D-3.7 ModDrop

Remember that CKKS’s ciphertext decryption relation is as follows:

$\mathrm{\Delta }M+E=A\cdot S+Bmod{q}_l$

$\mathrm{\Delta }M+E=A\cdot S+B-K\cdot q_l$ # where $K\cdot q_l$ represents a modulo reduction by $q_l$

ModDrop is an operation of lowering the multiplicative level of a ciphertext by sequentially throwing away its modulus’s one or more prime elements $\left(\text{i.e.,}{\left\{{\displaystyle \frac{q_i}{q_{i-1}}}\right\}}_{i=0}^L\right)$ except for the last one $q_0$, while ensuring that the plaintext’s scaling factor $\mathrm{\Delta }$ stays the same as before. Specifically, a ModDrop operation that decreases its modulus from $q_l\to q_{l-1}$ is performed by updating the ciphertext $(A,B)$ to a new one: $(A^{\prime }=Amod{q}_{l-1}$, $B^{\prime }=Bmod{q}_{l-1})$. After the ModDrop, the ciphertext’s modulus decreases from $q_l\to q_{l-1}$, yet its decryption relation still holds the same as follows:

$A^{\prime }\cdot S+B^{\prime }-K\cdot q_l$

$=(Amod{q}_{l-1})\cdot S+(Bmod{q}_{l-1})-K\cdot q_l$

$=(A-K_A\cdot q_{l-1})\cdot S+(B-K_B\cdot q_{l-1})-K\cdot q_l$

$=A\cdot S+B-(K_A+K_B+K{\displaystyle \frac{q}{q_{l-1}}})\cdot q_{l-1}$ # where ${\displaystyle \frac{q}{q_{l-1}}}$ is an integer (the $l$-the prime element of $q_L$)
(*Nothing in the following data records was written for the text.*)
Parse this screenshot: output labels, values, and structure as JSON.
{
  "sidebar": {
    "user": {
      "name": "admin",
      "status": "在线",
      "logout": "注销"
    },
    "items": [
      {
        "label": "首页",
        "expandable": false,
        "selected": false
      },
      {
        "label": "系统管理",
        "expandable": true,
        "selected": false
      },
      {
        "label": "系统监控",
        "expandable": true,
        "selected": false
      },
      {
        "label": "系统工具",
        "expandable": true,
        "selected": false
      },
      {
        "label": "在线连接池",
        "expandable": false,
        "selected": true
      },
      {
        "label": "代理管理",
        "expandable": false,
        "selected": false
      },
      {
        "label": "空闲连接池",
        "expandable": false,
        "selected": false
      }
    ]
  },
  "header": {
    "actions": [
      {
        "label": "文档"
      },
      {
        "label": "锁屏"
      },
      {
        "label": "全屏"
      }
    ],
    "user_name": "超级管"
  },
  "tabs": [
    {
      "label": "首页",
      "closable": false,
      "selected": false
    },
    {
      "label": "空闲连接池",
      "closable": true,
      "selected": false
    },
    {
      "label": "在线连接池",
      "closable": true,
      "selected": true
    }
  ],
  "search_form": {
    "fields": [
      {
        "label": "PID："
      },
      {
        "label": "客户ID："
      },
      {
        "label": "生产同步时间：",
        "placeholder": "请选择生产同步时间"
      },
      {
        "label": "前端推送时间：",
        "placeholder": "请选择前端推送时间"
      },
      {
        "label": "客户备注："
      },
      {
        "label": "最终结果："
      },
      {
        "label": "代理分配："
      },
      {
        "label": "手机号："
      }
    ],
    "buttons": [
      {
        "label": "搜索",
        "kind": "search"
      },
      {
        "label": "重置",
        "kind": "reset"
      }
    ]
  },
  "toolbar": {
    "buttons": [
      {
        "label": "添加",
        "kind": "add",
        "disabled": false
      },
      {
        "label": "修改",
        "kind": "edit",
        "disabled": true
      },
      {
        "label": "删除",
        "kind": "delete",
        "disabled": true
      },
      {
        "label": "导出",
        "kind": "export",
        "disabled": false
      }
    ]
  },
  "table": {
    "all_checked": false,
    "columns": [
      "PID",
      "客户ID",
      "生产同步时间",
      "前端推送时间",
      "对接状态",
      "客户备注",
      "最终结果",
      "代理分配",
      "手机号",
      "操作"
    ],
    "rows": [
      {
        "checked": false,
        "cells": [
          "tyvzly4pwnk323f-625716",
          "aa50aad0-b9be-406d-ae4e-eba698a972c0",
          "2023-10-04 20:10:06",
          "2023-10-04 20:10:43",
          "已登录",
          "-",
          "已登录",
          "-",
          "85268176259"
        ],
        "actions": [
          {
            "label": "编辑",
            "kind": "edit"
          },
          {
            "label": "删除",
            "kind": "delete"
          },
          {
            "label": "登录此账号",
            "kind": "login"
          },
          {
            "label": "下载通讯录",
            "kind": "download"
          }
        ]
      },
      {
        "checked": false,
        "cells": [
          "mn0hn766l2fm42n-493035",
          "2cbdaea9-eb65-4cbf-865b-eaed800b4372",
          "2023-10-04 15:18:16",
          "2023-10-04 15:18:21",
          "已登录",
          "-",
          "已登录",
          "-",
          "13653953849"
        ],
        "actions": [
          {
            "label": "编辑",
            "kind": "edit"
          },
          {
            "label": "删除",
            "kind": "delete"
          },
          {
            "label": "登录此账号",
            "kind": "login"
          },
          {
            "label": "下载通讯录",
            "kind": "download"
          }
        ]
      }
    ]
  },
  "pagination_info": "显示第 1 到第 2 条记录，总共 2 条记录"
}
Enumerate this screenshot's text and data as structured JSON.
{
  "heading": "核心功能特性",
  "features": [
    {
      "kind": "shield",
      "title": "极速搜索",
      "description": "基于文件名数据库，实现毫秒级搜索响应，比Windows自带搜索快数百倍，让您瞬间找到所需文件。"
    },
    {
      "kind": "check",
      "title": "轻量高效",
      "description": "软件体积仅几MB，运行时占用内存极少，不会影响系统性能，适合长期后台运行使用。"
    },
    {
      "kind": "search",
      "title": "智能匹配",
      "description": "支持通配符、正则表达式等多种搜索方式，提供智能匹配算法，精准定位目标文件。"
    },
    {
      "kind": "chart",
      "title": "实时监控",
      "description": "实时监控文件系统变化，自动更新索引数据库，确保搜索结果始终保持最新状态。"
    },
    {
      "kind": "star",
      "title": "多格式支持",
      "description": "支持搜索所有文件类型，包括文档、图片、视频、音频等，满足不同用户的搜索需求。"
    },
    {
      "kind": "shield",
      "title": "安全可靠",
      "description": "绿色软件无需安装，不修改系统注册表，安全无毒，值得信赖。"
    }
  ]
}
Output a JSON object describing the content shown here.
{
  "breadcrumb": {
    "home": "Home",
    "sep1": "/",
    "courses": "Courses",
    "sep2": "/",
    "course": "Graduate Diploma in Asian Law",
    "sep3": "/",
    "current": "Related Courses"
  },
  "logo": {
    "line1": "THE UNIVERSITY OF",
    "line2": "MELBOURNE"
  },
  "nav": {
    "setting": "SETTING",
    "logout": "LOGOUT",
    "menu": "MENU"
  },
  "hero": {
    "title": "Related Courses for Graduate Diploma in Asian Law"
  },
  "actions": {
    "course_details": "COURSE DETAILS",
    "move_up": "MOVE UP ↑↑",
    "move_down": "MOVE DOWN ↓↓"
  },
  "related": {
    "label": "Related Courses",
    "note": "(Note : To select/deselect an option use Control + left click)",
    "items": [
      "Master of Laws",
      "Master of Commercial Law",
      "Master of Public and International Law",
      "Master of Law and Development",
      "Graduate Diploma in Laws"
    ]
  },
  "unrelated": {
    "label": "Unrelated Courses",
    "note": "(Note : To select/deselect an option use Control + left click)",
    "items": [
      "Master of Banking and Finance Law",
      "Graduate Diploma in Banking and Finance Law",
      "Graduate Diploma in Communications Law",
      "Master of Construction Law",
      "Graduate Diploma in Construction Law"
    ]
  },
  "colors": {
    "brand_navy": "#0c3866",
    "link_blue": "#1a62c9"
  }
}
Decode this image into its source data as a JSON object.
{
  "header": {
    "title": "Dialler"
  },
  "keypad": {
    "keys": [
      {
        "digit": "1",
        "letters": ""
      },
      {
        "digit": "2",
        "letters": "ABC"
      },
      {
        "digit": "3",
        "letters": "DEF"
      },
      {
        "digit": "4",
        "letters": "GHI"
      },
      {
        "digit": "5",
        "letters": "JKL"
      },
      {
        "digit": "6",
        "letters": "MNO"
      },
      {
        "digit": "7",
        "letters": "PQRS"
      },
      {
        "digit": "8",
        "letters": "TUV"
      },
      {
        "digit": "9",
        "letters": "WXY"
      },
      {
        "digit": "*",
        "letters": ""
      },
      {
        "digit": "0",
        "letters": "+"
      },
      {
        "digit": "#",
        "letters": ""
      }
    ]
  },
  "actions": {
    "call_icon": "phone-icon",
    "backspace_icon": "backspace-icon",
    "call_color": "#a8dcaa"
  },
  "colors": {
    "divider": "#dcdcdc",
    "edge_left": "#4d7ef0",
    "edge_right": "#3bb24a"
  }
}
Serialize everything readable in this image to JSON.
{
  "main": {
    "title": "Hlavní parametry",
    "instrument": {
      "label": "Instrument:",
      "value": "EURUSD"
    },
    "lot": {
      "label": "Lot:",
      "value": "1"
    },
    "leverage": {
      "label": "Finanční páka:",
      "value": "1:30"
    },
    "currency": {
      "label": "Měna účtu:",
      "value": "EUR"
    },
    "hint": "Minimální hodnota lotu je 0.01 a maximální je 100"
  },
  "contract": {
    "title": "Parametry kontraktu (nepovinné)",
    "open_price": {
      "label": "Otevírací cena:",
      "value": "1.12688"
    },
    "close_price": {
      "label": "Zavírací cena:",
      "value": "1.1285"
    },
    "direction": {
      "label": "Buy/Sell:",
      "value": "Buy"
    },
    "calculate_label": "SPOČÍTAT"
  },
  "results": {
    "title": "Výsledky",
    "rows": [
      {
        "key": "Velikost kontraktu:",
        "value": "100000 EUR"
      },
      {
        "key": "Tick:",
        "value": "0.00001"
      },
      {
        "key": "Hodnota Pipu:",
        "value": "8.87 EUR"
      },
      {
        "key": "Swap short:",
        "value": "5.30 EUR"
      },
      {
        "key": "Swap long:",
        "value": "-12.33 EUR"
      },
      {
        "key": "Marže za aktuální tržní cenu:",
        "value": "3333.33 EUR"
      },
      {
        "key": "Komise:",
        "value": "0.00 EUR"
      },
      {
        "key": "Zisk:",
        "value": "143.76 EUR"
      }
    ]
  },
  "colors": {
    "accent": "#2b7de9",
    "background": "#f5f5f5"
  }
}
$=A\cdot S+B-K^{\prime }\cdot q_{l-1}$ # where $K^{\prime }=K_A+K_B+K{\displaystyle \frac{q}{q_{l-1}}}$ is an integer

$=A\cdot S+Bmod{q}_{l-1}$

$=\mathrm{\Delta }M+E$ # since $\mathrm{\Delta }M+E<q_0<q_{l-1}$

As shown above, $(A^{\prime },B^{\prime })mod{q}_{l-1}$ decrypts to the same $\mathrm{\Delta }M+E$, a scaled plaintext with an error.

CKKS’s ModDrop is summarized as follows:

D-3.7.1 Difference between Modulus Switch and ModDrop

In CKKS, both modulus switch (i.e., rescaling explained in §D-3.5.4) and ModDrop lower a ciphertext’s modulus from $q_l\to q_{l-1}$. However, the key difference is that rescaling also decreases the plaintext’s scaling factor by the ${\displaystyle \frac{q_l}{q_{l-1}}}\approx \mathrm{\Delta }$, whereas ModDrop does not affect the plaintext’s scaling factor and the noise. Therefore, rescaling is used only during ciphertext-to-ciphertext multiplication when scaling down the plaintext’s scaling factor in the intermediate ciphertext from ${\mathrm{\Delta }}^2\to \mathrm{\Delta }$. Meanwhile, ModDrop is used to reduce the modulo computation time during an application’s routine when it becomes certain that the ciphertext will not undergo any additional ciphertext-to-ciphertext multiplication (i.e., no need to further decrease the ciphertext’s modulus).